Of course, helping and cheering Steve Rogers has its perks (if you had the chance you’d probably get along with Chris Evans too, okay?), But at the end of “Captain America: Civil War,” the elder SHIELD agent was labeled an enemy of the state and forced to flee after giving everything to her job and her country.
Cut to: The government is raining pardons on his bloated countrymen and Steve traveling through time to end his romance with his great-aunt Peggy Carter, leaving Sharon out in the cold to fend for herself.
And that’s what she did in last week’s episode of “The Falcon and the Winter Soldier,” in which viewers got their first introduction to Sharon in the Disney + series, when the titular heroes crossed paths with her in the island town of Madripoor. But this version of Sharon is a far cry from the law-abiding, relatively one-dimensional love interest we encountered all these years ago. She’s jaded. She thinks the heroes are a joke.

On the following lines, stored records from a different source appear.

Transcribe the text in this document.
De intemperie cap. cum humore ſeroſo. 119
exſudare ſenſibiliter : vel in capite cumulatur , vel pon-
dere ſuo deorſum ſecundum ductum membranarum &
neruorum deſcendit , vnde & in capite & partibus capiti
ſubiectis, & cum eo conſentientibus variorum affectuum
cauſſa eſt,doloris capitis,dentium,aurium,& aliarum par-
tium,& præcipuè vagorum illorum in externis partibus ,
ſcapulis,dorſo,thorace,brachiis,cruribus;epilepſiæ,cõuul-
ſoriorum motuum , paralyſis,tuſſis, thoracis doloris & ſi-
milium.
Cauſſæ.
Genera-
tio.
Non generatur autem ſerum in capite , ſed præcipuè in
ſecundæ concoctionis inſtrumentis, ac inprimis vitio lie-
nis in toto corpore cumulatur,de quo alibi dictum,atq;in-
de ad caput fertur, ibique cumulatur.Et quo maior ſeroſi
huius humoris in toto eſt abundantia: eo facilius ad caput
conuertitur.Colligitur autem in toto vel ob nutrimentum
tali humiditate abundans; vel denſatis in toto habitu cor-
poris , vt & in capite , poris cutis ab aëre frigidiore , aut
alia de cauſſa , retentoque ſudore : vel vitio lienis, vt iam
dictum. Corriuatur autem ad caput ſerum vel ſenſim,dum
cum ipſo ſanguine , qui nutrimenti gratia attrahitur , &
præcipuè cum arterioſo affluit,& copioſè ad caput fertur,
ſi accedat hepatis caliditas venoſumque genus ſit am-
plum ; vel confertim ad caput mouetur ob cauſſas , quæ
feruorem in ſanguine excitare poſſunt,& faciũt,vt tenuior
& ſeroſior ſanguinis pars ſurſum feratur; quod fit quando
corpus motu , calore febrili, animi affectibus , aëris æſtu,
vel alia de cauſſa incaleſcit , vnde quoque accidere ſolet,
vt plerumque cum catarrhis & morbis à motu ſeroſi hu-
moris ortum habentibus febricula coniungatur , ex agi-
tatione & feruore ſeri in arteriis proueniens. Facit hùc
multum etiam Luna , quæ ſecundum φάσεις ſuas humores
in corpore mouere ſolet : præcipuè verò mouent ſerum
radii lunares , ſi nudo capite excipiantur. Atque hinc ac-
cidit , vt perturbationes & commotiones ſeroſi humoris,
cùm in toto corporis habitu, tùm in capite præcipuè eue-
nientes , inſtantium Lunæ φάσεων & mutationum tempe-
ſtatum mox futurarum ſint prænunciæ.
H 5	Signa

She brutally mows down a group of bounty hunters with ease in one of the bloodiest fights in Marvel history.
For Emily VanCamp, who was first approached for the role almost ten years ago, finally clarifying who Sharon Carter is outside of her relationship with Captain America offered her character a chance at redemption.
“It’s really nice to see Sharon apart from this relationship in such a whole new light. It was great to play that bolder version and reinvent it a little bit, ”VanCamp told HuffPost between scenes on the set of Fox medical drama“ The Resident ”. “Sharon, when you see her now, is a bit cynical. The wide-eyed young agent she once was is gone.
A Sharon Carter redux is especially gratifying for fans who have seen her reduced to a freeway kiss with a man who may or may not be her relative in another timeline.
VanCamp said he was “unhappy” that for some fans the kiss was the lasting impression on his character, which has a much longer and more complex history in comic book canon. Known as Agent 13, one of the deadliest agents in the game, Sharon Carter becomes the first female director of SHIELD, leads an all-female task force, and thus finds herself saving Captain America on a regular basis in some of her different iterations throughout the years.
But in the Marvel movies, we haven’t seen all of these sides of Sharon, who now has to pick up the pieces of her life after being abandoned by the one person she trusted.
“We also protect our characters. So I really understand this point of view from fans and movie viewers that an injustice has been done there, ”VanCamp said of his character’s perceived abuse.
“But as a spectator of the films myself, I also loved the way it ended for Steve and Peggy. So, it’s pretty good that they’ve had their happy ending and Sharon comes back and kicks. You can’t do everything right in big, splashy movies like that, ”she continued. “What if this kiss … at least we can move on.”
While Sharon fans might understandably blame Steve, VanCamp says her character’s anger is more directed at “the establishment and the government she grew up in.”
“We don’t even go into that Steve stuff with Sharon on the show, which I thought was good,” VanCamp revealed. “We are in this new world and this new phase of it.”
While the old Sharon could certainly defend herself in a fight, the new Sharon is downright ruthless. She doesn’t seem to hesitate to murder a dozen villains: in a sequence that felt more at home in a “John Wick” movie than on kid-friendly Disney +, Sharon leaves behind a trail of broken bones, blows. knife and body bloodied and riddled with bullets.
“There has been so much talk about the levels of violence and the weapons Sharon would use,” VanCamp said of the fight. “The tricky part is that Sharon doesn’t have any superpowers, so in order to be able to see that side of her and really inform who she is at this point and what she’s had to go through, there must have been some brutality.” .
The character’s utter disregard for human life allows some to theorize whether she might have a bigger, more nefarious role to play in the series – perhaps even as the mysterious and well-connected Power Broker that the episode draws from. last name.
While VanCamp can’t say too much about the final three episodes of the season, she noted that characters “especially within the MCU are capable of anything at all times.”
“It’s pretty obvious Sharon feels wronged and hardened,” VanCamp said. “But can she do it?” It’s hard to say.”
“The lines are very blurry and there are a lot of gray areas,” she continued. “It’s a much more interesting way to approach bad guys in general. In a way, we have to be able to sympathize and sympathize with them. It just makes a story a lot more complex and I really think that’s the way to go.
While the character’s true allegiances remain to be seen, there is one thing VanCamp has been relatively clear: don’t expect to see Sharon dressing up in her signature look from the comics anytime soon.
“Everyone wants to see the white outfit! It’s not up to me, ”she said. “It obviously wouldn’t have made sense [because] she’s still a fugitive, but maybe one day we’ll see.